Tumor necrosis factor-alpha promotes atherosclerotic lesion progression in APOE*3-Leiden transgenic mice.Cardiovasc Res. 2005 Apr 01; 66(1):179-85.CR
Tumor necrosis factor-alpha (TNFalpha) is a pleiotropic cytokine exerting both inflammatory and cell death modulatory activity, and is thought to play a role in the pathogenesis of atherosclerosis. Studies in mice indicated that TNFalpha affects atherosclerosis minimally or not under conditions that allow fatty streak formation.

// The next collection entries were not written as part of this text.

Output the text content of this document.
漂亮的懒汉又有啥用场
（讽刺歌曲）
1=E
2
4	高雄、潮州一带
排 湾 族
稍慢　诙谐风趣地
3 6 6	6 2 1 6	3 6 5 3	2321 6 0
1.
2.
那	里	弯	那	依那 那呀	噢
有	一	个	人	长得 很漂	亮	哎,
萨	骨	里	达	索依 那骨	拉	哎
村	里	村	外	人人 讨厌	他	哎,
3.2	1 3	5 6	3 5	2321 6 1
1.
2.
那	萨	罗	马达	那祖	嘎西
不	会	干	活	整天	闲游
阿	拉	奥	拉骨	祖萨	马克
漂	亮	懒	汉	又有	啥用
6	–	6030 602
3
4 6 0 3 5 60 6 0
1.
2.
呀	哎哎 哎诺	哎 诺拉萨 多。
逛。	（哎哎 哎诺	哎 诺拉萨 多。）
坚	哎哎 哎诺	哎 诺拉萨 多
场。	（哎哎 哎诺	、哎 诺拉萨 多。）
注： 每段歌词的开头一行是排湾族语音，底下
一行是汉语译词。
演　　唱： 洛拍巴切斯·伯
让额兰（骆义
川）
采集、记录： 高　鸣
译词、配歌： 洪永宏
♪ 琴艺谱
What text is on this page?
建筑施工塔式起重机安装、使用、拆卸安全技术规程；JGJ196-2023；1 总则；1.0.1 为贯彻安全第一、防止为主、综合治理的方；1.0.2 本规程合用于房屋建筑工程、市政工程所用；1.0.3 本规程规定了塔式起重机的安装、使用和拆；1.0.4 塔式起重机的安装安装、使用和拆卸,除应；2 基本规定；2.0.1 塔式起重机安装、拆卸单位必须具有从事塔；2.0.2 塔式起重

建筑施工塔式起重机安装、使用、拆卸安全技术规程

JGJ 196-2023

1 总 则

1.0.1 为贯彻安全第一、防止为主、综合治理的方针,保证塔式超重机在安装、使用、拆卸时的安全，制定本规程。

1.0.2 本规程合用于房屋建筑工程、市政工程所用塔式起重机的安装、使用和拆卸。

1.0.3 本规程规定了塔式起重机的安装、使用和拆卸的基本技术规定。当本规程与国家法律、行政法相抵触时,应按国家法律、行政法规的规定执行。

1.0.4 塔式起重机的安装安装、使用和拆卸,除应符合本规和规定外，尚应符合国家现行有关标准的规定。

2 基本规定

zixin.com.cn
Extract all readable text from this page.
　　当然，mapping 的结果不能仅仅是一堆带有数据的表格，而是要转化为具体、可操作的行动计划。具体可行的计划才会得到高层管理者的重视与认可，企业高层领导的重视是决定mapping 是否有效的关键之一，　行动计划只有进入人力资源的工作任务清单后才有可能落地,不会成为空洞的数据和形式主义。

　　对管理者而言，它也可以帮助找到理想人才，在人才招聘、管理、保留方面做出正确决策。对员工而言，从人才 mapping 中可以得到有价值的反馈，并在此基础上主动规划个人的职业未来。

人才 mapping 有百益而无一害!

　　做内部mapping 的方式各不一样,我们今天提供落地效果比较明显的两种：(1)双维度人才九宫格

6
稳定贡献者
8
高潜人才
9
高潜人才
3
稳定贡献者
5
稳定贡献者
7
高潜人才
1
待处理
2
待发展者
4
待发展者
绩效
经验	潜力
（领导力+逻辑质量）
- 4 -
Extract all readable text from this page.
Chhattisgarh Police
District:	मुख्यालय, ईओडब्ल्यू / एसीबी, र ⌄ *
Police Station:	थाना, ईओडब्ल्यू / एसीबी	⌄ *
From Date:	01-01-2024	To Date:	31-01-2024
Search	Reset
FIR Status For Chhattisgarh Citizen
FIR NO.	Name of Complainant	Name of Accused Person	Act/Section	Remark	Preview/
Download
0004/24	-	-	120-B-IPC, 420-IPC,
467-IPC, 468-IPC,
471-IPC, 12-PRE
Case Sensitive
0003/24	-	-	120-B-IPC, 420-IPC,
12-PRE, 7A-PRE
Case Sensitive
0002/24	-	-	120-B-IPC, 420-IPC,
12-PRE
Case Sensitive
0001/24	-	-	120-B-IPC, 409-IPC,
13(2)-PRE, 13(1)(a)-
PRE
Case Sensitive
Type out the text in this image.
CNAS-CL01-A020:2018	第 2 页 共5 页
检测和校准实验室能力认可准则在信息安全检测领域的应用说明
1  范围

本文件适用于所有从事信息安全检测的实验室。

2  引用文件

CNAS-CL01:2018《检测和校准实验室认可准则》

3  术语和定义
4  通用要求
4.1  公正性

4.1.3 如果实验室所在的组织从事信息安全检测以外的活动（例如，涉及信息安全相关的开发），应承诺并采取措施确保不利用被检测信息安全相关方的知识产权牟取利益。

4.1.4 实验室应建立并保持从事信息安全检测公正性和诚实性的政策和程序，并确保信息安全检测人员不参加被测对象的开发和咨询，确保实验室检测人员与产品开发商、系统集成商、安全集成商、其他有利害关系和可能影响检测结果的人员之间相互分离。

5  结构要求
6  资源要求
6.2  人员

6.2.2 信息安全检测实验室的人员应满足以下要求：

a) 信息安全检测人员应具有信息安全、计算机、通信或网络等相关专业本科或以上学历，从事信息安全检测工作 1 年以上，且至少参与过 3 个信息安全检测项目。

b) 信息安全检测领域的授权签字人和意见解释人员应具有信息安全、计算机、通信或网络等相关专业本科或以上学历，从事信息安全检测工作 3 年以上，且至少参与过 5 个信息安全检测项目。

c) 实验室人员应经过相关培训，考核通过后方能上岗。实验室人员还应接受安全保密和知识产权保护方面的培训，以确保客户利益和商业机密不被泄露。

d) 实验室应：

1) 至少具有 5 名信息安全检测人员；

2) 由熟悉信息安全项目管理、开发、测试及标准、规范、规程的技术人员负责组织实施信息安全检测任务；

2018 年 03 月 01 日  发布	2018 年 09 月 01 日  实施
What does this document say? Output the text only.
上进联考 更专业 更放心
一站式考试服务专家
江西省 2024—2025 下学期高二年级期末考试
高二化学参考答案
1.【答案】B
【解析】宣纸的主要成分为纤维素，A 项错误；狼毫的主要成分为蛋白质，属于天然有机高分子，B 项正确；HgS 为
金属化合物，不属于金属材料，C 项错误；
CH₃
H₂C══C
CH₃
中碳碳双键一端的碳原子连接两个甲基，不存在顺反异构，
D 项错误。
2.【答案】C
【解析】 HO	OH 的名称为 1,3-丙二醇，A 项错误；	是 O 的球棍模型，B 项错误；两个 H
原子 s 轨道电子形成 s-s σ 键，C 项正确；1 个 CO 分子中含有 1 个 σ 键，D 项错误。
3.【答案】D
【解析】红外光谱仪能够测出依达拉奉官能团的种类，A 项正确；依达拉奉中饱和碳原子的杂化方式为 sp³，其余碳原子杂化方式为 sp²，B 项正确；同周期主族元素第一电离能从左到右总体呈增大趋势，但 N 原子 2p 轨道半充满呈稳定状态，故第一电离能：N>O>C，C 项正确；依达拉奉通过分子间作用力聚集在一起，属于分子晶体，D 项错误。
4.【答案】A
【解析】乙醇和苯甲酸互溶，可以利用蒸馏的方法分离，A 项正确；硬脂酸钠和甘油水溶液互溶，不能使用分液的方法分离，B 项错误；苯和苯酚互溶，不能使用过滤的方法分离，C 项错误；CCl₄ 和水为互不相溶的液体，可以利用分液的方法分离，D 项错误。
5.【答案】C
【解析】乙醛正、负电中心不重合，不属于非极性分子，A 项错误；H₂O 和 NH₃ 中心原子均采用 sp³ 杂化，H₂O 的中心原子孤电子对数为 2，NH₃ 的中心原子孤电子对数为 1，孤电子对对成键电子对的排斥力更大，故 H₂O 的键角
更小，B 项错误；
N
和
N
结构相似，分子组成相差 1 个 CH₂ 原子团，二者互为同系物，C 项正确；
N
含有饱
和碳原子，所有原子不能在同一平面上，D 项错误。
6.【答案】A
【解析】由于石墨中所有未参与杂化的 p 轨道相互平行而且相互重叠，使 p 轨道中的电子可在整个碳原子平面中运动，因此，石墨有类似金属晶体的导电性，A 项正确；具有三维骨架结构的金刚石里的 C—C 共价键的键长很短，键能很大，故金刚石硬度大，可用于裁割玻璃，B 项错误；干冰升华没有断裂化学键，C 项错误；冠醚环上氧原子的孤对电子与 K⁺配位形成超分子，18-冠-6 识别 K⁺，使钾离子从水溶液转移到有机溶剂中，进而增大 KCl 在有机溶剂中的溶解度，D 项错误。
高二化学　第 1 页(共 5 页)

Here, we examined the possible role of TNFalpha in advanced and complex atherosclerotic lesions.
METHODS AND RESULTS
To induce atherosclerosis, TNFalpha-deficient (Tnf-/-) APOE*3-Leiden and control APOE*3-Leiden only mice were fed a cholesterol-rich diet. Comparable levels of plasma cholesterol and triglycerides and the systemic inflammatory parameters, serum amyloid A and soluble intercellular adhesion molecule-1 were found in APOE*3-LeidenTnf-/- and control mice. Although absence of TNFalpha did not affect the quantitative area of atherosclerosis, APOE*3-LeidenTnf-/- mice had a higher relative number of early lesions (46.1% vs. 21.4%) and a lower relative number of advanced lesions (53.9% vs. 78.6%, P=0.04). In addition, the advanced lesions in APOE*3-LeidenTnf-/- mice showed less necrosis (9.9+/-12.1% vs. 23.4+/-19.3% of total lesion area, P=0.04) and an increase in apoptosis (1.5+/-1.5% vs. 0.4+/-0.6% of total nuclei, P=0.03).
Our data indicate that TNFalpha stimulates the formation of lesions towards an advanced phenotype, with more lesion necrosis and a lower incidence of apoptosis.